Basically 15 grams of protein converting to glucose in your blood vs. 10 grams of glucose eaten orally.
What's the real difference?
Other than optimal nutrient timing? (Your forcing glucose into your blood orally vs. letting your body convert protein go glucose when it needs it.)
The mind... it asks me so many questions
Insulin should shut down glucose production by the liver; glucagon will stimulate it. So yes, if you raise your blood sugar via food intake, it will slow down or stop gluconeogenesis. If you were breakdown protein to turn into glucose, then yes, it would make extra protein available.
However, using protein for glucose presents a nitrogen disposal problem, and is less efficient than using the glycerol off the fat it's breaking down anyway. Additionally, lactate produced by your body due to anaerobic metabolism can be reformed into glucose (red blood cells produce lactate from glucose via glycolysis, which can then be recycled in the liver back into glucose).
Not all amino acids can be turned into glucose (some can only be turned into ketone bodies, but some can go both ways), but the big ones we get in meat can (glutamine and arginine).
If you eat a bunch of protein, your gut will slow down gastric emptying and peristalsis so it can take longer to digest the meal than if you had eaten a potato. The potato will get dumped very quickly into your blood as glucose, whereas the protein will trickle out more slowly as amino acids, making it more possible to use them for what they're best at (making new proteins). The process of gluconeogenesis is, again, responsive to glucagon and insulin, so if you have a functioning pancreas sending out those signals to the liver, it will only produce glucose in response to a deficit in blood glucose as expressed in higher glucagon and lower insulin by the pancreas. Likewise, if you already have high blood glucose, your liver will response to the high insulin and low glucagon by producing fat from the glucose the muscles and other tissues don't uptake. This is why you have high triglycerides if you eat a bunch of carbs all the time.

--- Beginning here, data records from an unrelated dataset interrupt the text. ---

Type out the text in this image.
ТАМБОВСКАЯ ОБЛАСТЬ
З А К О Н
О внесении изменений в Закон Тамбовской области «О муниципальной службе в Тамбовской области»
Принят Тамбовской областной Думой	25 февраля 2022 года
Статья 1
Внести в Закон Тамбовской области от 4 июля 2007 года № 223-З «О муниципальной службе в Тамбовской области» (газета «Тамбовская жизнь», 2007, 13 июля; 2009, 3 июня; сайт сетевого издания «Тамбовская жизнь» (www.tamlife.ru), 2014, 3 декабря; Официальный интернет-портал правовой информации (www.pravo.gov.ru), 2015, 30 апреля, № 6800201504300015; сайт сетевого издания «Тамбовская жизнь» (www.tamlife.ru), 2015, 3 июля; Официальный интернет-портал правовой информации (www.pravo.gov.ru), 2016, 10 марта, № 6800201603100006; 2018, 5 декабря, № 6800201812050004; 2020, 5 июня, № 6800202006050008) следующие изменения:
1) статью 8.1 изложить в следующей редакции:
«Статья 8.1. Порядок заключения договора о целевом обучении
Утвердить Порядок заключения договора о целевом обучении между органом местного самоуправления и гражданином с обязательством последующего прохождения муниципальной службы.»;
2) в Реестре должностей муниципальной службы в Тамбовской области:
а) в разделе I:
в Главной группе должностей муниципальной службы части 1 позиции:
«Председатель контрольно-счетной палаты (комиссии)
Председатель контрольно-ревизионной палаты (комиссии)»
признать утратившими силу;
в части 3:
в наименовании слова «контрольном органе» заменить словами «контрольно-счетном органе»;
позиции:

In other words, if you eat protein, the liver will only turn it into glucose as needed, in attempting to keep blood glucose from getting too low. Obviously if your liver and other tissues become insulin resistant this may not work quite the way it was intended, resulting in high blood glucose. But in a normal healthy person, eating protein will not ever cause your blood glucose to go much above nominal on its own. And it's probably going to preferentially use sources of lactate, then glycerol, and then protein, in order to do that, which is why you generally only get the ammonia breath/pee and protein catabolism after a long abusive cardio bit.
The potato, on the other hand, proceeds in fairly quick fashion into the blood, regardless of your existing glucose level -- the intestinal wall just isn't as smart as the liver or pancreas. Which is great if you're approaching hypoglycemia because you're a diabetic, or if you have drained a lot of muscle glycogen and have insulin sensitive muscles that will suck all of it up without storing any as fat, but for most people is not so good.